The story of the father, really serves as a frame surrounding the real story which focuses on young Klemencia and her sisters of the faith. The Communist committee, are concerned that this group of former nuns are a dangerous influence on the community and try to think up ways to neutralize this perceived threat. Here is where the brilliance of the screenplay exhibits itself, and it spares no one. Each time the cronies come up with a brilliant plan, it fails with hilarious irony, only serving to highlight the inherent flaws and hypocrisies of both political and religious dogmas. It's the case of the ones in power, exerting their power in order to remain in place, drawing poignant parallels from the actions of rich landowner, government official, and mother superior.

Three Daughters • Tri dcéry (1968)

I should also mention the recurring use of the same folk song, heard multiple times in the film. It's a song we hear sung throughout by the town fool Janohop (Pavel Chrobak), and each time the lyrics evoke a different emotion. Ranging anywhere from amusing delight to disturbing outrage. It's quite an interesting an effective technique. Music is credited to Ilja Zeljenka, a frequent collaborator of Uher's, but I'm not sure if this is an original or a common song.

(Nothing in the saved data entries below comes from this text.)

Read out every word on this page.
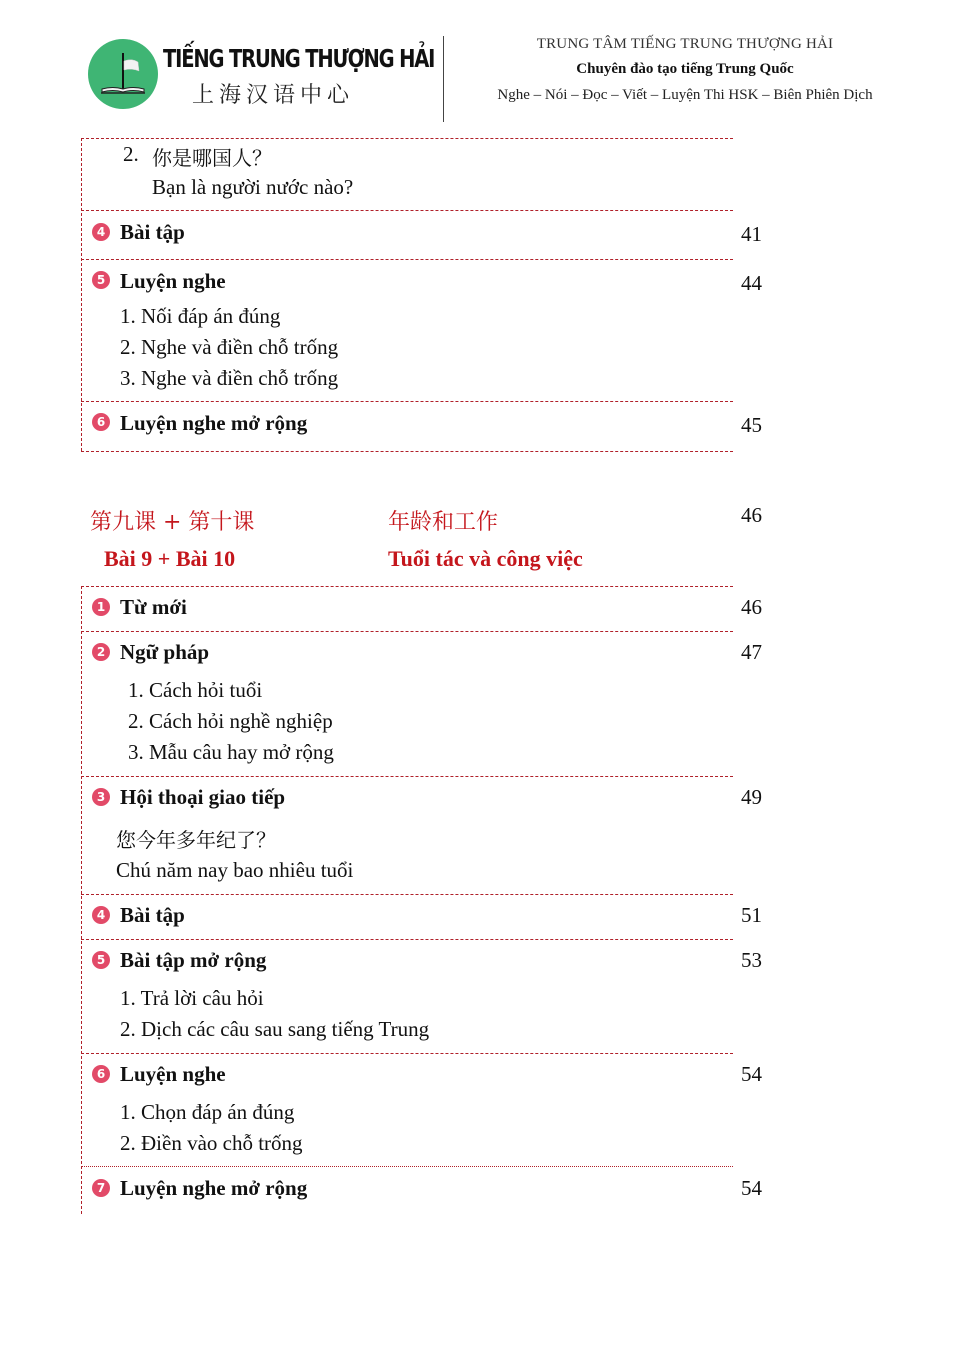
TIẾNG TRUNG THƯỢNG HẢI
上海汉语中心
TRUNG TÂM TIẾNG TRUNG THƯỢNG HẢI
Chuyên đào tạo tiếng Trung Quốc
Nghe – Nói – Đọc – Viết – Luyện Thi HSK – Biên Phiên Dịch
2. 你是哪国人？
Bạn là người nước nào?
4 Bài tập	41
5 Luyện nghe	44
1. Nối đáp án đúng
2. Nghe và điền chỗ trống
3. Nghe và điền chỗ trống
6 Luyện nghe mở rộng	45
第九课 + 第十课	年龄和工作	46
Bài 9 + Bài 10	Tuổi tác và công việc
1 Từ mới	46
2 Ngữ pháp	47
1. Cách hỏi tuổi
2. Cách hỏi nghề nghiệp
3. Mẫu câu hay mở rộng
3 Hội thoại giao tiếp	49
您今年多年纪了？
Chú năm nay bao nhiêu tuổi
4 Bài tập	51
5 Bài tập mở rộng	53
1. Trả lời câu hỏi
2. Dịch các câu sau sang tiếng Trung
6 Luyện nghe	54
1. Chọn đáp án đúng
2. Điền vào chỗ trống
7 Luyện nghe mở rộng	54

Unfortunately one storyline totally eclipses the other, and I feel there isn't enough development to really get us invested completely in the fates of the characters. It does have a very clever screenplay and provides some fascinating insight into a tragic and misguided page of history, but is unlikely to appeal to anyone unfamiliar with the times.
Bonjour Tristesse
Three Daughters • Tri dcéry (1968)

Three Daughters • Tri dcéry (1968)

Three Daughters • Tri dcéry (1968)

Three Daughters • Tri dcéry (1968)

Three Daughters • Tri dcéry (1968)

Three Daughters • Tri dcéry (1968)

Three Daughters • Tri dcéry (1968)

Three Daughters • Tri dcéry (1968)

6 comments:

Lisa Thatcher said...

I love the lightness of feel in the Czech new wave - so different from the French new wave (which I also love) going on at the same time. The Prague spring must have been a jubilant time, when people felt they'd reclaimed their words. So Many of these lovely films easily and happily make light of something that was so terrifying and dangerous just a few years earlier. Politics, for all its frustrations, does have the power to cause miraculous and instant change in a way nothing else can. Films like this one must have been such an encouragement to laugh to the people of Prague - maybe these film makers felt they wanted to teach their people to be happy again.

blahblahblahtoby said...

Interesting review of a movie I'm surely never to see aside, those are some great posters. I don't suppose there's much information on the artist?

Bonjour Tristesse said...

I feel that they were all first influenced and encouraged by what the French were doing, breaking conventions, but with their own wonderful brand of storytelling and sense of humor. You really do get the feeling watching these now, that these filmmakers felt free to do as they pleased. Of course it's a double edged sword, because the money to make all these films was likely coming from the backs of all the laborers, but at least they were able to create something beautiful from an ugly situation.

Bonjour Tristesse said...

Nothing I could find except for the names Dudeška, Dobrovolný. If you do a Google Image Search on them, it'll come up with a ton of other interesting posters from the era.

d_4 said...

Ah well, we'll see. I was actually thinking it looked like a bit of fun. The summary amused me.. Save it for later on; if anything.

Bonjour Tristesse said...

Not quite fun, but it does have its share of amusing moments.